Possiamo raccontarci e raccontare qualsiasi cosa, ma la realtà non è come nelle favole.
La realtà è come nelle fiabe! è come il re che se non ne ha voglia non mantiene le promesse, ogni volta che il principe riesce a superare una prova  gliene impone un'altra ancor più difficile. 
Impegno e sacrifici non assicurano nulla. 
Cosa c'è di certo?
C'è che se impegno e sacrifici sono stati tanti, la sconfitta sarà più dura .
C'è che vedendo chi facendo meno ottiene più di noi proveremo rabbia e rancore.
C'è che magari ci sentiremo sbagliati pure per questo o magari faremo come quella donna che alzando il pugno al cielo diceva "stavolta Dio non te la perdono!".
E c'è di certo che la realtà continuerà ad essere quello che è.
È davvero un bene preoccuparsi per il domani? 
Non dico non fare quel che va fatto, intendo “preoccuparsi”, fare rinunce, rimandare al futuro.
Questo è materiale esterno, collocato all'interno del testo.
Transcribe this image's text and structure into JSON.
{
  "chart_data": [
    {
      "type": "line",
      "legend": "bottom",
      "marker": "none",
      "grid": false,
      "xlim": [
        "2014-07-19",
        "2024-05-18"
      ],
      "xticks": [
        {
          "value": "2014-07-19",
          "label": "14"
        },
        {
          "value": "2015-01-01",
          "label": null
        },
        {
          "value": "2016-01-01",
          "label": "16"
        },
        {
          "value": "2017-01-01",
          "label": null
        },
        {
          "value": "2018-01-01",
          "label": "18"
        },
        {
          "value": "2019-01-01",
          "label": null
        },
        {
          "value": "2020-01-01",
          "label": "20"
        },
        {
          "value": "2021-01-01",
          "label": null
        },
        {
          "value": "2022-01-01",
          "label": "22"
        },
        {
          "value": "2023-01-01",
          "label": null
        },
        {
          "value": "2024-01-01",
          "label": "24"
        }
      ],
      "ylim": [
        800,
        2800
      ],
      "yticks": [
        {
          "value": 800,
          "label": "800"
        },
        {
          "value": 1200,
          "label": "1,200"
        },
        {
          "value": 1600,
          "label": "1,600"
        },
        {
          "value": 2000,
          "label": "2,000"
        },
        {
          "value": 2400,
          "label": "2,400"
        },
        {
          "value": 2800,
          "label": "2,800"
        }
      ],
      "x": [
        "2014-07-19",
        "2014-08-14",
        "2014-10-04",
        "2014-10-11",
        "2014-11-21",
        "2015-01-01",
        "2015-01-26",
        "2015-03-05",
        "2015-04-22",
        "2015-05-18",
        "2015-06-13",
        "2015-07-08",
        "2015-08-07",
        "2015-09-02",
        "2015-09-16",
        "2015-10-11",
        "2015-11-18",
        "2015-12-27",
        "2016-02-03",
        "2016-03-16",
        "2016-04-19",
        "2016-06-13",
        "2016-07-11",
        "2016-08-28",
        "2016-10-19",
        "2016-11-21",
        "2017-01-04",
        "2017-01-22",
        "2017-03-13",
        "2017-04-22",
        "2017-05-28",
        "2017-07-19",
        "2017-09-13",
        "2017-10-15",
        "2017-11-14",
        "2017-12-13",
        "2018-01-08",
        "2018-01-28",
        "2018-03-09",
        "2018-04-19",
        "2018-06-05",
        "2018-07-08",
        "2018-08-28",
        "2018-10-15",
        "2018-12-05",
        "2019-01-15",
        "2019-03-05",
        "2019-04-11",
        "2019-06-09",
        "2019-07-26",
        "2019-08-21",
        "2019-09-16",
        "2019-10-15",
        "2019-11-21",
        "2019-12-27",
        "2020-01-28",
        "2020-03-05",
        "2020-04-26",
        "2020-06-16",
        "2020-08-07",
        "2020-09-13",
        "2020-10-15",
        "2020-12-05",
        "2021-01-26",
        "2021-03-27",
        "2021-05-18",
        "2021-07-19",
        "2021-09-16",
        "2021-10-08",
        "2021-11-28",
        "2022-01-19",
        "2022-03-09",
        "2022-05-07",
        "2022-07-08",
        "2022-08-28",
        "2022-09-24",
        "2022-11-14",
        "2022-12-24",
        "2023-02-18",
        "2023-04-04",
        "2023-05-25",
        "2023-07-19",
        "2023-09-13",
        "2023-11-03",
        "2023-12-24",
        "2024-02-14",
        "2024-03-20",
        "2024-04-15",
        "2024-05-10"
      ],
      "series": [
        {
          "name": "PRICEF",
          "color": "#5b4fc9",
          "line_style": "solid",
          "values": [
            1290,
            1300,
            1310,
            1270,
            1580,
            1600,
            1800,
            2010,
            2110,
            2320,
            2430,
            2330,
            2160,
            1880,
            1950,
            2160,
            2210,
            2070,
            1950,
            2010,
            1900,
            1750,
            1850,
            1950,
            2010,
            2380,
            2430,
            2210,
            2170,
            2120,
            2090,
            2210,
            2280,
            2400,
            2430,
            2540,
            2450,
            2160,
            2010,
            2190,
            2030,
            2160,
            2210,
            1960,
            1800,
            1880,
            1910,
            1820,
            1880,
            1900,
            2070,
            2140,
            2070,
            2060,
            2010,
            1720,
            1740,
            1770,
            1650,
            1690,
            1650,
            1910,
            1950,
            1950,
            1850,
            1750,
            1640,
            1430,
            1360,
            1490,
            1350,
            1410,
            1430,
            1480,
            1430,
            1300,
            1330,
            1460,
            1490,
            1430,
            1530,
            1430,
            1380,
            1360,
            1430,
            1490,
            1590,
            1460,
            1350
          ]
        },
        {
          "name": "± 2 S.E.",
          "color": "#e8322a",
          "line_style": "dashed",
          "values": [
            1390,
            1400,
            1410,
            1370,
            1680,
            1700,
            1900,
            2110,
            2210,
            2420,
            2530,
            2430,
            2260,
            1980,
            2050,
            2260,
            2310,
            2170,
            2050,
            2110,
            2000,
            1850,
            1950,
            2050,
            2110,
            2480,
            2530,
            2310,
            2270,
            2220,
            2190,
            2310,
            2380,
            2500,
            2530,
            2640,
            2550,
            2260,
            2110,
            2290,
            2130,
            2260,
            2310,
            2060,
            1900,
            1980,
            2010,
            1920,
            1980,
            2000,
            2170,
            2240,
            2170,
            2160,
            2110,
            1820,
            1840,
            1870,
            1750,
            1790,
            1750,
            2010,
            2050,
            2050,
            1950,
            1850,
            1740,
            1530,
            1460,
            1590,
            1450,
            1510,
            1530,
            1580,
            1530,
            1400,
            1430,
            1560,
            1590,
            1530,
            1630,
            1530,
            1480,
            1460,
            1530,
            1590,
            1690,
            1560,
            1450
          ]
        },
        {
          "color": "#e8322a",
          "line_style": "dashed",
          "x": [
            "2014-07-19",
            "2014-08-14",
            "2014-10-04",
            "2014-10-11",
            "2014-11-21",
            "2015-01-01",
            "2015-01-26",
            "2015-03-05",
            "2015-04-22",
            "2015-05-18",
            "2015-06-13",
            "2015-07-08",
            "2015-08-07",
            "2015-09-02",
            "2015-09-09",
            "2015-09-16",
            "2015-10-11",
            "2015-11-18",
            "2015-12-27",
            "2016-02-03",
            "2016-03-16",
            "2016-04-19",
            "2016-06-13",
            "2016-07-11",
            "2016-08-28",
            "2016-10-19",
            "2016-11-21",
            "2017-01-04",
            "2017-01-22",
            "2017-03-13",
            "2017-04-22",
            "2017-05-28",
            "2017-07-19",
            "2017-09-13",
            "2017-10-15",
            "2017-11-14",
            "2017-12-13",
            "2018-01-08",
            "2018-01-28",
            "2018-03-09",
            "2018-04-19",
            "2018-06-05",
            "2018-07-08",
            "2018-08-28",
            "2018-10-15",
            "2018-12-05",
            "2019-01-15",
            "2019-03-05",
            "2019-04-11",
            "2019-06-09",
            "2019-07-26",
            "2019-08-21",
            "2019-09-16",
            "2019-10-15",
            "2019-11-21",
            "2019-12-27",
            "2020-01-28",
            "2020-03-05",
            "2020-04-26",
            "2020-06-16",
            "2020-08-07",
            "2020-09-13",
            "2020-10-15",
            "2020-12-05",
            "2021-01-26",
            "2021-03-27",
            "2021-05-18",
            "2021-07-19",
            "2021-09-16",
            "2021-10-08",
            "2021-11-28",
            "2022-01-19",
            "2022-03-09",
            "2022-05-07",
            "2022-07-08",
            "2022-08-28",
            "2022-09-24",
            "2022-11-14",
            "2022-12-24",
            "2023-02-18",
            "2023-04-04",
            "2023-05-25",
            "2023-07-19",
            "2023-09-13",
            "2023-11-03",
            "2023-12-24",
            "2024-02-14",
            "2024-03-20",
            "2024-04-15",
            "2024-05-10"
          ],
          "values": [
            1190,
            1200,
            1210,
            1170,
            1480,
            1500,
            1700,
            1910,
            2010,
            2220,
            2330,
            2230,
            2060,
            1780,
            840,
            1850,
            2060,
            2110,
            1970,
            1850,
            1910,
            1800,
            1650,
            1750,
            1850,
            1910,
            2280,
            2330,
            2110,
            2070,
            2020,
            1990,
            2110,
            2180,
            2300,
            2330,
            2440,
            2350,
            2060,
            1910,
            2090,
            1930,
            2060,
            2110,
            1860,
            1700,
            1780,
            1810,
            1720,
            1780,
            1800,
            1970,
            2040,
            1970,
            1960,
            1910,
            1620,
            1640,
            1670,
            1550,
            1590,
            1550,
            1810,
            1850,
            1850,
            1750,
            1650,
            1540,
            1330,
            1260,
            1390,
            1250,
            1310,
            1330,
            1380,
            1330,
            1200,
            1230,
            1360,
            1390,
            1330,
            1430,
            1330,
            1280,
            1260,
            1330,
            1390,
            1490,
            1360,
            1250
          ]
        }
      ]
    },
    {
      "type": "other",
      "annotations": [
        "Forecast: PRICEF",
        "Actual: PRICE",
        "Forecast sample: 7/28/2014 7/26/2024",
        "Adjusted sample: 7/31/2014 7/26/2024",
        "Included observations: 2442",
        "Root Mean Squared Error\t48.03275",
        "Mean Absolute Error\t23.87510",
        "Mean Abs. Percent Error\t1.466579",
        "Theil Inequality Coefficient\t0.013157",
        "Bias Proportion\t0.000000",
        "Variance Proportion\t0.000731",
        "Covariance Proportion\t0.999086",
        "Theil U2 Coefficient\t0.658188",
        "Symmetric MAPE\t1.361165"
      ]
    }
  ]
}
È davvero un bene rinunciare al sole quando splende perché poi verrà l’inverno? È davvero un bene lavorare senza concedersi il tempo di cantare?

Si vive con l'affanno di non riuscire mai a fare tutto. 
Si fa e si pensa a cosa fare dopo, a cos'altro si sarebbe dovuto fare, a quel che non si è fatto.
Non abbiamo ancora capito?   
Siamo noi il re! Siamo noi stessi a pretendere ogni volta qualcos'altro e non mantenere le promesse che ci siamo fatti.
Per forza non riusciamo a fare tutto!
Continuiamo ad inventare cose da fare.
Continuiamo a correre come muli dietro alla carota appesa al bastone. Lo sappiamo che sarà sempre ad un metro dal nostro muso, ma andiamo avanti, raccontandoci favole e raccontandole pure ai nostri figli. 

Perché questa nostra stupidità? Perché? 
Per paura!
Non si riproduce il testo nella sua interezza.